You can identify 3 replacement properties regardless of their value. You can purchase any, all or none of them. If you want to identify more than 3 properties, the aggregate value of those potential replacement properties cannot exceed 200% of the FMV of the relinquished property (ie the property you sell). Going one step further, you can identify more than three properties with a total value that is more than 200% of the value of the relinquished property if you acquire at least 95% of the value of the properties that you identified as replacement property.
Investors Title Exchange Corporation in Chapel Hill, a sister company to Investors Title Insurance Company, is a great option. Ask for Carol Hayden. She is one of the most knowledgeable 1031 gurus in North Carolina.

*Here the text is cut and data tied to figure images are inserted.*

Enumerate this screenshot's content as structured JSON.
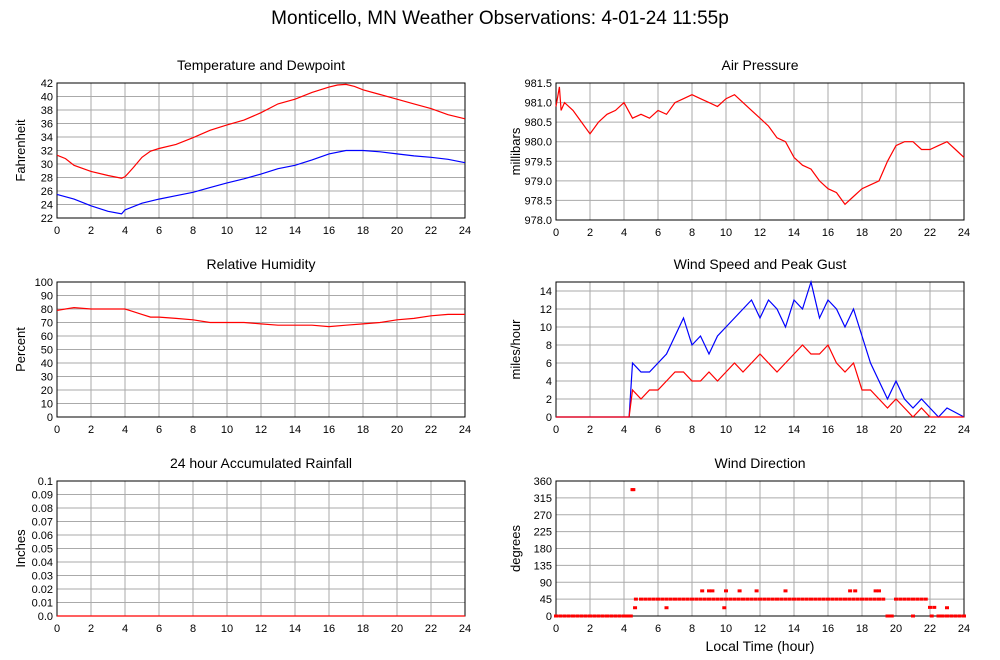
{
  "title": "Monticello, MN Weather Observations: 4-01-24 11:55p",
  "xlabel": "Local Time (hour)",
  "colors": {
    "red": "#ff0000",
    "blue": "#0000ff",
    "grid": "#aaaaaa"
  },
  "chart_data": [
    {
      "type": "line",
      "title": "Temperature and Dewpoint",
      "ylabel": "Fahrenheit",
      "xlim": [
        0,
        24
      ],
      "ylim": [
        22,
        42
      ],
      "xticks": [
        "0",
        "2",
        "4",
        "6",
        "8",
        "10",
        "12",
        "14",
        "16",
        "18",
        "20",
        "22",
        "24"
      ],
      "yticks": [
        "22",
        "24",
        "26",
        "28",
        "30",
        "32",
        "34",
        "36",
        "38",
        "40",
        "42"
      ],
      "grid": true,
      "series": [
        {
          "color": "#ff0000",
          "x": [
            0,
            0.5,
            1,
            2,
            3,
            3.8,
            4,
            4.5,
            5,
            5.5,
            6,
            7,
            8,
            9,
            10,
            11,
            12,
            13,
            14,
            15,
            16,
            16.5,
            17,
            17.5,
            18,
            19,
            20,
            21,
            22,
            23,
            24
          ],
          "y": [
            31.3,
            30.8,
            29.8,
            28.9,
            28.3,
            27.9,
            28.1,
            29.5,
            31.0,
            31.9,
            32.3,
            32.9,
            33.9,
            35.0,
            35.8,
            36.5,
            37.6,
            38.9,
            39.6,
            40.6,
            41.4,
            41.7,
            41.8,
            41.5,
            41.0,
            40.3,
            39.6,
            38.9,
            38.2,
            37.3,
            36.7
          ]
        },
        {
          "color": "#0000ff",
          "x": [
            0,
            1,
            2,
            3,
            3.8,
            4,
            5,
            6,
            7,
            8,
            9,
            10,
            11,
            12,
            13,
            14,
            15,
            16,
            17,
            18,
            19,
            20,
            21,
            22,
            23,
            24
          ],
          "y": [
            25.5,
            24.8,
            23.8,
            23.0,
            22.6,
            23.2,
            24.2,
            24.8,
            25.3,
            25.8,
            26.5,
            27.2,
            27.8,
            28.5,
            29.3,
            29.8,
            30.6,
            31.5,
            32.0,
            32.0,
            31.8,
            31.5,
            31.2,
            31.0,
            30.7,
            30.2
          ]
        }
      ]
    },
    {
      "type": "line",
      "title": "Air Pressure",
      "ylabel": "millibars",
      "xlim": [
        0,
        24
      ],
      "ylim": [
        978.0,
        981.5
      ],
      "xticks": [
        "0",
        "2",
        "4",
        "6",
        "8",
        "10",
        "12",
        "14",
        "16",
        "18",
        "20",
        "22",
        "24"
      ],
      "yticks": [
        "978.0",
        "978.5",
        "979.0",
        "979.5",
        "980.0",
        "980.5",
        "981.0",
        "981.5"
      ],
      "grid": true,
      "series": [
        {
          "color": "#ff0000",
          "x": [
            0,
            0.2,
            0.3,
            0.5,
            1,
            1.5,
            2,
            2.5,
            3,
            3.5,
            4,
            4.5,
            5,
            5.5,
            6,
            6.5,
            7,
            7.5,
            8,
            8.5,
            9,
            9.5,
            10,
            10.5,
            11,
            11.5,
            12,
            12.5,
            13,
            13.5,
            14,
            14.5,
            15,
            15.5,
            16,
            16.5,
            17,
            17.5,
            18,
            18.5,
            19,
            19.5,
            20,
            20.5,
            21,
            21.5,
            22,
            22.5,
            23,
            23.5,
            24
          ],
          "y": [
            980.9,
            981.4,
            980.8,
            981.0,
            980.8,
            980.5,
            980.2,
            980.5,
            980.7,
            980.8,
            981.0,
            980.6,
            980.7,
            980.6,
            980.8,
            980.7,
            981.0,
            981.1,
            981.2,
            981.1,
            981.0,
            980.9,
            981.1,
            981.2,
            981.0,
            980.8,
            980.6,
            980.4,
            980.1,
            980.0,
            979.6,
            979.4,
            979.3,
            979.0,
            978.8,
            978.7,
            978.4,
            978.6,
            978.8,
            978.9,
            979.0,
            979.5,
            979.9,
            980.0,
            980.0,
            979.8,
            979.8,
            979.9,
            980.0,
            979.8,
            979.6
          ]
        }
      ]
    },
    {
      "type": "line",
      "title": "Relative Humidity",
      "ylabel": "Percent",
      "xlim": [
        0,
        24
      ],
      "ylim": [
        0,
        100
      ],
      "xticks": [
        "0",
        "2",
        "4",
        "6",
        "8",
        "10",
        "12",
        "14",
        "16",
        "18",
        "20",
        "22",
        "24"
      ],
      "yticks": [
        "0",
        "10",
        "20",
        "30",
        "40",
        "50",
        "60",
        "70",
        "80",
        "90",
        "100"
      ],
      "grid": true,
      "series": [
        {
          "color": "#ff0000",
          "x": [
            0,
            0.5,
            1,
            2,
            3,
            4,
            4.5,
            5,
            5.5,
            6,
            7,
            8,
            9,
            10,
            11,
            12,
            13,
            14,
            15,
            16,
            17,
            18,
            19,
            20,
            21,
            22,
            23,
            24
          ],
          "y": [
            79,
            80,
            81,
            80,
            80,
            80,
            78,
            76,
            74,
            74,
            73,
            72,
            70,
            70,
            70,
            69,
            68,
            68,
            68,
            67,
            68,
            69,
            70,
            72,
            73,
            75,
            76,
            76
          ]
        }
      ]
    },
    {
      "type": "line",
      "title": "Wind Speed and Peak Gust",
      "ylabel": "miles/hour",
      "xlim": [
        0,
        24
      ],
      "ylim": [
        0,
        15
      ],
      "xticks": [
        "0",
        "2",
        "4",
        "6",
        "8",
        "10",
        "12",
        "14",
        "16",
        "18",
        "20",
        "22",
        "24"
      ],
      "yticks": [
        "0",
        "2",
        "4",
        "6",
        "8",
        "10",
        "12",
        "14"
      ],
      "grid": true,
      "series": [
        {
          "color": "#0000ff",
          "x": [
            0,
            4.3,
            4.5,
            5,
            5.5,
            6,
            6.5,
            7,
            7.5,
            8,
            8.5,
            9,
            9.5,
            10,
            10.5,
            11,
            11.5,
            12,
            12.5,
            13,
            13.5,
            14,
            14.5,
            15,
            15.5,
            16,
            16.5,
            17,
            17.5,
            18,
            18.5,
            19,
            19.5,
            20,
            20.5,
            21,
            21.5,
            22,
            22.5,
            23,
            24
          ],
          "y": [
            0,
            0,
            6,
            5,
            5,
            6,
            7,
            9,
            11,
            8,
            9,
            7,
            9,
            10,
            11,
            12,
            13,
            11,
            13,
            12,
            10,
            13,
            12,
            15,
            11,
            13,
            12,
            10,
            12,
            9,
            6,
            4,
            2,
            4,
            2,
            1,
            2,
            1,
            0,
            1,
            0
          ]
        },
        {
          "color": "#ff0000",
          "x": [
            0,
            4.3,
            4.5,
            5,
            5.5,
            6,
            6.5,
            7,
            7.5,
            8,
            8.5,
            9,
            9.5,
            10,
            10.5,
            11,
            11.5,
            12,
            12.5,
            13,
            13.5,
            14,
            14.5,
            15,
            15.5,
            16,
            16.5,
            17,
            17.5,
            18,
            18.5,
            19,
            19.5,
            20,
            20.5,
            21,
            21.5,
            22,
            22.5,
            23,
            24
          ],
          "y": [
            0,
            0,
            3,
            2,
            3,
            3,
            4,
            5,
            5,
            4,
            4,
            5,
            4,
            5,
            6,
            5,
            6,
            7,
            6,
            5,
            6,
            7,
            8,
            7,
            7,
            8,
            6,
            5,
            6,
            3,
            3,
            2,
            1,
            2,
            1,
            0,
            1,
            0,
            0,
            0,
            0
          ]
        }
      ]
    },
    {
      "type": "line",
      "title": "24 hour Accumulated Rainfall",
      "ylabel": "Inches",
      "xlim": [
        0,
        24
      ],
      "ylim": [
        0,
        0.1
      ],
      "xticks": [
        "0",
        "2",
        "4",
        "6",
        "8",
        "10",
        "12",
        "14",
        "16",
        "18",
        "20",
        "22",
        "24"
      ],
      "yticks": [
        "0.0",
        "0.01",
        "0.02",
        "0.03",
        "0.04",
        "0.05",
        "0.06",
        "0.07",
        "0.08",
        "0.09",
        "0.1"
      ],
      "grid": true,
      "series": [
        {
          "color": "#ff0000",
          "x": [
            0,
            24
          ],
          "y": [
            0,
            0
          ]
        }
      ]
    },
    {
      "type": "scatter",
      "title": "Wind Direction",
      "ylabel": "degrees",
      "xlim": [
        0,
        24
      ],
      "ylim": [
        0,
        360
      ],
      "xticks": [
        "0",
        "2",
        "4",
        "6",
        "8",
        "10",
        "12",
        "14",
        "16",
        "18",
        "20",
        "22",
        "24"
      ],
      "yticks": [
        "0",
        "45",
        "90",
        "135",
        "180",
        "225",
        "270",
        "315",
        "360"
      ],
      "grid": true,
      "series": [
        {
          "color": "#ff0000",
          "x": [
            0,
            0.25,
            0.5,
            0.75,
            1,
            1.25,
            1.5,
            1.75,
            2,
            2.25,
            2.5,
            2.75,
            3,
            3.25,
            3.5,
            3.75,
            4,
            4.2,
            4.4,
            4.5,
            4.55,
            4.7,
            5,
            5.25,
            5.5,
            5.75,
            6,
            6.25,
            6.5,
            6.75,
            7,
            7.25,
            7.5,
            7.75,
            8,
            8.25,
            8.5,
            8.75,
            9,
            9.25,
            9.5,
            9.75,
            10,
            10.25,
            10.5,
            10.75,
            11,
            11.25,
            11.5,
            11.75,
            12,
            12.25,
            12.5,
            12.75,
            13,
            13.25,
            13.5,
            13.75,
            14,
            14.25,
            14.5,
            14.75,
            15,
            15.25,
            15.5,
            15.75,
            16,
            16.25,
            16.5,
            16.75,
            17,
            17.25,
            17.5,
            17.75,
            18,
            18.25,
            18.5,
            18.75,
            19,
            19.25,
            19.5,
            19.75,
            20,
            20.25,
            20.5,
            20.75,
            21,
            21.25,
            21.5,
            21.75,
            22,
            22.25,
            22.5,
            22.75,
            23,
            23.25,
            23.5,
            23.75,
            24,
            8.6,
            9.0,
            9.2,
            10.0,
            10.8,
            11.8,
            13.5,
            17.3,
            17.6,
            18.8,
            19.0,
            19.6,
            22.1,
            22.6,
            4.65,
            6.5,
            9.9,
            21.0,
            23.0
          ],
          "y": [
            0,
            0,
            0,
            0,
            0,
            0,
            0,
            0,
            0,
            0,
            0,
            0,
            0,
            0,
            0,
            0,
            0,
            0,
            0,
            337,
            337,
            45,
            45,
            45,
            45,
            45,
            45,
            45,
            45,
            45,
            45,
            45,
            45,
            45,
            45,
            45,
            45,
            45,
            45,
            45,
            45,
            45,
            45,
            45,
            45,
            45,
            45,
            45,
            45,
            45,
            45,
            45,
            45,
            45,
            45,
            45,
            45,
            45,
            45,
            45,
            45,
            45,
            45,
            45,
            45,
            45,
            45,
            45,
            45,
            45,
            45,
            45,
            45,
            45,
            45,
            45,
            45,
            45,
            45,
            45,
            0,
            0,
            45,
            45,
            45,
            45,
            45,
            45,
            45,
            45,
            23,
            23,
            0,
            0,
            0,
            0,
            0,
            0,
            0,
            67,
            67,
            67,
            67,
            67,
            67,
            67,
            67,
            67,
            67,
            67,
            0,
            0,
            0,
            22,
            22,
            22,
            0,
            22
          ]
        }
      ]
    }
  ]
}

I did a 1031 exchange last fall and also recommend Investors Title Exchange Corporation in Chapel Hill. I worked with Riza Abraham, and she was very helpful and knowledgeable. I swapped one property for three and had replacement properties under contract within 45 days. I agree with Dave Foster that purchasing a foreclosure as a replacement property would be difficult given the calendar requirements. I highly recommend you talk with an accountant before moving forward as he/she can best assess your individual tax situation.
@Nathan McQueen , I see I've got a pm from you so I'll take a look at that. But for the good of the group here's a couple responses to some things that have popped up in this thread.
1. 121 primary residence exclusion - There is an exception to the 2/5 rule if your move was related to a job transfer out of area. If you lived in it for one year then your maximum is cut in half. But you could still exempt $125K ($250K if married). That may cover you.
2. By the end of day 45 you must have a list of potential properties that cannot be changed after day 45. @David Miller is just about spot on in his description of the 45 day list. Except the value used to determine 200% is the actual net sales price of the relinquished property not the FMV. So you're right, if you've got one property on your list and it's past day 45 you are stuck with only that property as your potential replacement. So you could offer more or let the exchange die and pay the tax.